Ms. Couric came to the topic of colorectal cancer due to a personal tragedy-the 1998 death of her husband, Jay Monahan, from the disease. But her reporting was unusual in that she herself was healthy. Often it has been medical misfortune in the news media world that has inspired similar upticks in media focus.
NBC News correspondent David Bloom died covering the 2003 Iraq invasion, but news outlets found room in their busy newscasts to discuss the medical cause of his death-a pulmonary embolism that resulted from deep vein thrombosis. The cause of as many as 200,000 American deaths annually, DVT can be prevented, and Mr. Bloom’s widow, Melanie Bloom, last week launched a DVT education effort, preventdvt.org, to a flurry of media coverage.
The death of ABC News fixture Peter Jennings from lung cancer last August provoked a similar surge in attention. ABC News produced “Quit to Live,” a weeklong series on the disease, which until recently didn’t get its fair share of media coverage despite being the most deadly form of cancer in the United States. The network aired the series during the November sweeps.
There was anecdotal evidence that Mr. Jennings’ death inspiredmany Americans to get X-rays or other screenings, said Dr. Fendrick. Those tests are harder to track than colonoscopies, so it is difficult to quantify the impact of Mr. Jennings’ passing on the public’s behavior, he said.
By contrast, the University of Michigan researchers, working with a colleague at the University of Iowa, documented that colonoscopies jumped more than 20 percent in the months following Ms. Couric’s on-air test. The higher rate of testing continued for nine months, according to the study, which was based on data from 400 endoscopists and patients in a managed care organization.
Dr. Fendrick said it is difficult from a research perspective to determine whether there has been an ongoing direct effect from that first broadcast. But he was full of praise for the role that celebrity spokespeople can play in public health education.

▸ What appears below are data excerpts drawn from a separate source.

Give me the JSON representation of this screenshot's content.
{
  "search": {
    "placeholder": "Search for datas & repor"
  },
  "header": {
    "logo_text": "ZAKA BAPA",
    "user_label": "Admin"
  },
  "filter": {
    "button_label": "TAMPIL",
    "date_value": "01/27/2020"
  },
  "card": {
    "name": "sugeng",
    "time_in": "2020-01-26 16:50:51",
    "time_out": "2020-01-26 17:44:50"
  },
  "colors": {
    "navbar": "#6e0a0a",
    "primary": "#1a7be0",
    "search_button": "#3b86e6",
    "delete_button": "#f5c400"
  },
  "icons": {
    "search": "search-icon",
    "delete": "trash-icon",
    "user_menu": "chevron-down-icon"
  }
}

Celebrities, he said, are increasingly concerned that “their message falls within what is accepted medicine,” though public behavior isn’t easy to control. The Los Angeles-based Entertainment Information Foundation, which established the National Colorectal Cancer Research Alliance in 2000 with Ms. Couric and Lilly Tartikoff, widow of former NBC Entertainment President Brandon Tartikoff, has been a valuable resource, ensuring accuracy, Dr. Fendrick said.

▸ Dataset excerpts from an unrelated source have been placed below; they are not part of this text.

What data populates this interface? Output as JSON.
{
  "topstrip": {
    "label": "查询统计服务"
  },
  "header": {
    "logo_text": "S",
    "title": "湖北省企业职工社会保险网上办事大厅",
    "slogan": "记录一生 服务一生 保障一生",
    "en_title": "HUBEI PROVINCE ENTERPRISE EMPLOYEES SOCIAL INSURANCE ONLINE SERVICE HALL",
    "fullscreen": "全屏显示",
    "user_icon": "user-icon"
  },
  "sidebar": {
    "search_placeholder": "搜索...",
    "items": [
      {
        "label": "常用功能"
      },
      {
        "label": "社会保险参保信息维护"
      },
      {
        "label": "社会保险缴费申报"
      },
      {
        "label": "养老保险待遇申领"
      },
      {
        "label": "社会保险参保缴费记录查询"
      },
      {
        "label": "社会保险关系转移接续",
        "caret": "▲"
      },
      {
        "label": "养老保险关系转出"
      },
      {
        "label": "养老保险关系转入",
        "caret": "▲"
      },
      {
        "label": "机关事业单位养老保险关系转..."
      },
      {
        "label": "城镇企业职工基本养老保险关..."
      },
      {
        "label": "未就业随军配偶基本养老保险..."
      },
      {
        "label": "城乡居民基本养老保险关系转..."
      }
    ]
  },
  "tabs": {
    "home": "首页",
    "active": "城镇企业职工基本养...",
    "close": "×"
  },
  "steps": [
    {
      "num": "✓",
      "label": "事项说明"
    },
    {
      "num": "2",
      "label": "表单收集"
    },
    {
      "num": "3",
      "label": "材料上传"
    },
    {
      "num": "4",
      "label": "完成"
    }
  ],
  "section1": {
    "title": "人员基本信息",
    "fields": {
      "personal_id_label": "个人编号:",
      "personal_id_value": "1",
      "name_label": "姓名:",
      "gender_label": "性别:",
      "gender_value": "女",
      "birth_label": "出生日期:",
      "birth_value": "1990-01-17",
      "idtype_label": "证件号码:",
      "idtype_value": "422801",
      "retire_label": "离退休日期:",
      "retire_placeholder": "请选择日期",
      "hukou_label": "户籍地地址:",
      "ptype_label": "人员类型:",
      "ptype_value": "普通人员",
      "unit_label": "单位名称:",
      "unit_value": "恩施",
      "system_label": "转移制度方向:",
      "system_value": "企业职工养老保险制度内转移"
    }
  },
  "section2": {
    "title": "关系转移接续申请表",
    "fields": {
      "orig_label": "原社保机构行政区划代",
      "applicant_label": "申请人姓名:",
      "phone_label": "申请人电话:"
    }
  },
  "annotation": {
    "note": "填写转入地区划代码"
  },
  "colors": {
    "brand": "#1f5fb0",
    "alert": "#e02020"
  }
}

In the case of the “Couric effect,” an increased proportion of those seeking the tests in the immediate wake of the broadcast were women and people under 50. “Ms. Couric knows that recommending that young people get colon screening is in conflict with what gastroenterologists recommend,” Mr. Fendrick said. Two years ago, during the annual week that “Today” devotes to colon cancer awareness, the show’s weatherman Al Roker got his own on-air colonoscopy, just before he turned 50, the age at which doctors recommend screening begin for most people.
Last October Ms. Couric had a televised mammogram. And in the past six months both Oprah Winfrey and Ms. Couric’s “Today” co-anchor, Matt Lauer, have had televised heart scans.